Missing my F’s and V’s

I never liked my teeth until recently. I don’t think they’ve been crazy about me, either, frankly.

Most of my body parts started out pretty good—all units reported on time and competently, eyes and legs and arms and innards. My teeth just didn’t feel up to snuff, though. They were slackers, just getting by among an elite corps of comrades.

Then when I was 9 years old playing blind man’s bluff, I walked into our cast-iron porch railing and chipped a front tooth. It was downhill from there.

At some point I also decided that my underbite was hideous, thus giving myself a permanent, suppurating psychological wound. I was an inventive guy.

Even when I was a child, there were many modern dental offices on the South Side of Chicago. My mother took me instead to Dr. Floyd, who worked on my teeth in a spare room in his dark little apartment on Marquette Avenue. I mostly remember the brown stains in the sink, the dusty sterilizer, and his own long, yellow teeth. Thus my primary dental-hygiene associations formed.

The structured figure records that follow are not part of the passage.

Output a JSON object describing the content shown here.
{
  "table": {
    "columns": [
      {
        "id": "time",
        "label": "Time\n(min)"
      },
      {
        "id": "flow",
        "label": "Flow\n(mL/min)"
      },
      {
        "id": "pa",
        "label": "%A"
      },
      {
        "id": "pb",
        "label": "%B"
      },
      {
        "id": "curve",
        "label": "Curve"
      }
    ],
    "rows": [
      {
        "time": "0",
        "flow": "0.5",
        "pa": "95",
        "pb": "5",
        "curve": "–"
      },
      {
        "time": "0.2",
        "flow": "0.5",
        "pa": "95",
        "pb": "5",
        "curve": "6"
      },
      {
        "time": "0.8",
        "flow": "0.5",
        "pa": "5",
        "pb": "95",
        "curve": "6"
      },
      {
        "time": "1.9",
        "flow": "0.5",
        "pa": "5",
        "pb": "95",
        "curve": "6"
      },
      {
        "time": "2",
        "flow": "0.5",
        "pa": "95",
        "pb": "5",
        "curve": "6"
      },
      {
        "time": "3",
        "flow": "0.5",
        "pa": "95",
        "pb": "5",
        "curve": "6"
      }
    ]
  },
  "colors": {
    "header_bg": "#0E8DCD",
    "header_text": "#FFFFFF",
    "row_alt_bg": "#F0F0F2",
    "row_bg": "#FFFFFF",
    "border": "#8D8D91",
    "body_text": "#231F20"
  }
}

From my current old age I realize that Dr. Floyd may not have even had a license, but my mother’s loyalty—sometimes called fear of the unknown—was such that all he needed to get her business was to open the door, which he did only after considerately putting his vicious dog in another room.

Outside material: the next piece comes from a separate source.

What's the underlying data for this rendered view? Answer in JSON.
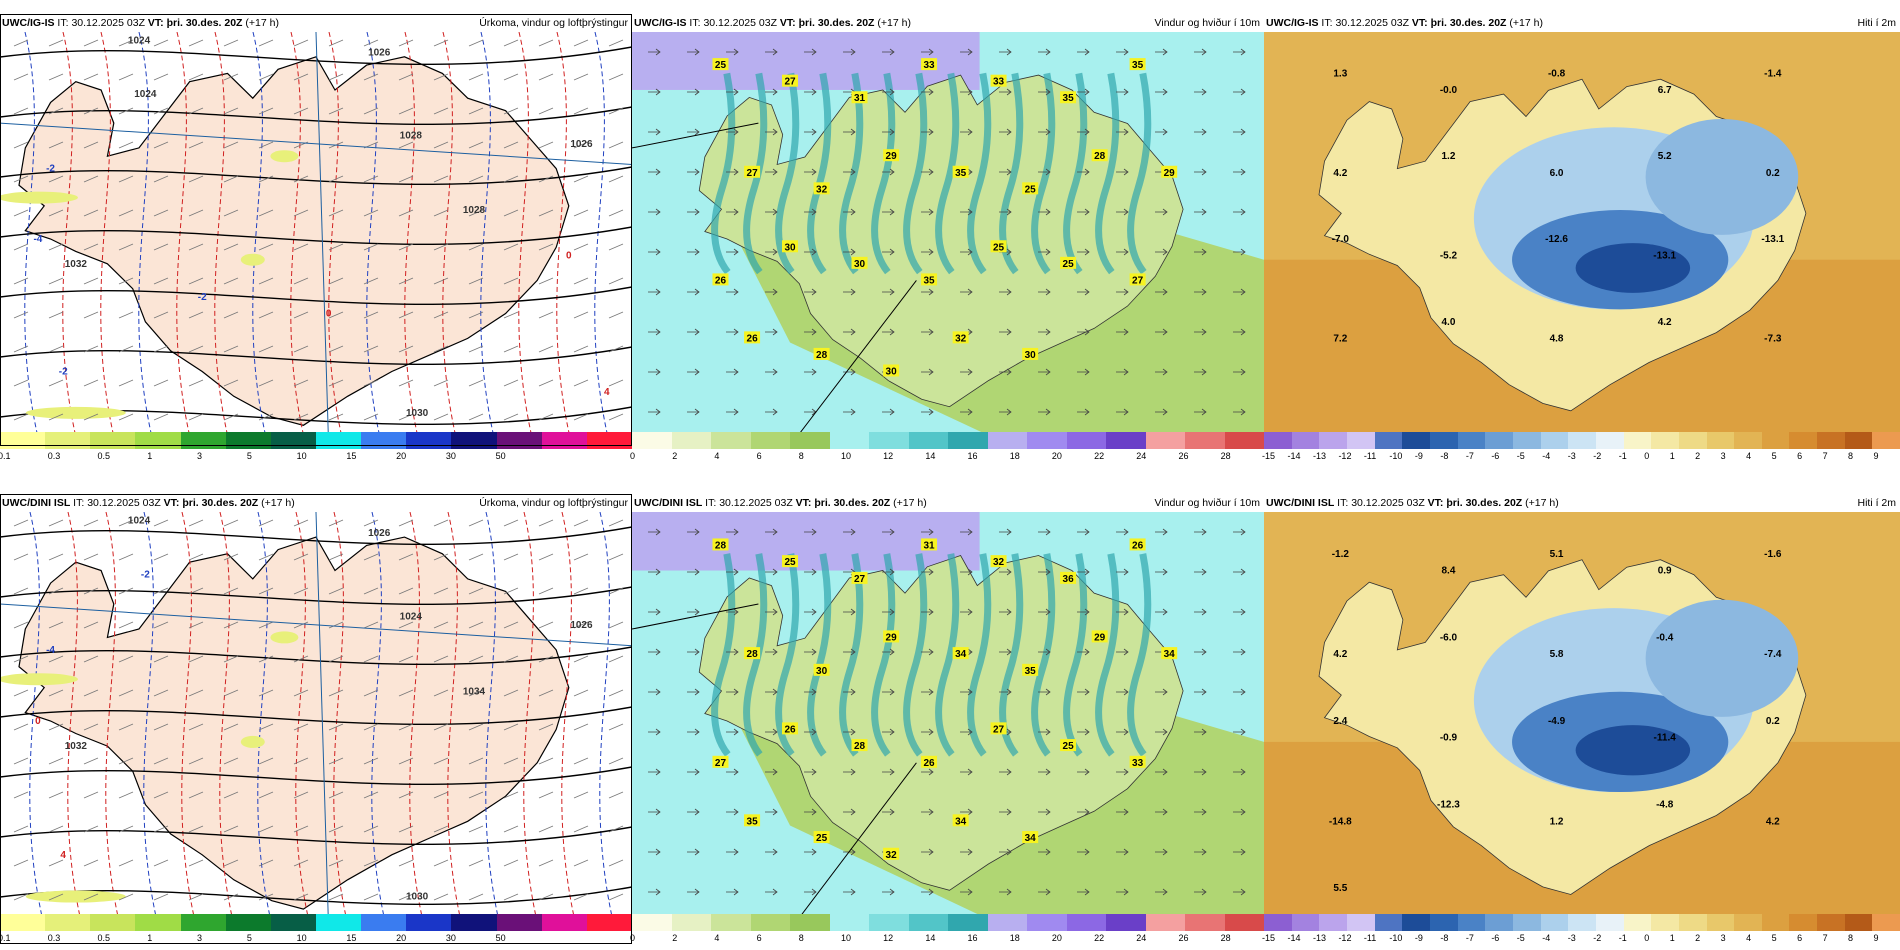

When gum disease got me many years later, as it had gotten my father, I thought that was the end of my dental tribulations. While I hid out until the pain went away and my new teeth were ready, I worked on thinking of myself as somehow essentially whole anyway, even though I looked like Moms Mabley.

When the prostheses showed up, I figured if I could get used to all that plastic and metal in my mouth, all would be well forevermore. Not exactly. First, I hadn’t lost all of my teeth, just the ones in front. The others continued to yellow and rot as before, and they’re still at it.

Then a couple of weeks ago I was at a resort treating myself to a respite and celebrating the end of my last job. I’d managed to get used to being in a new place where I knew no one and that was clothing-optional to boot. After a morning meditation, I was having a mocha and a croissant in the dappled shade on a deck outside the café when the next bite of croissant caused my aged partial plate to crack in two. In a trice I went from debonair to derelict, Cary Grant to Gabby Hayes. Trauma is too mild a word.

All’s well now, and the hardest part wasn’t being toothless. Most of all, I missed my F’s and V’s, which are utterly dependent on teeth for articulation. Some of you know just what I mean.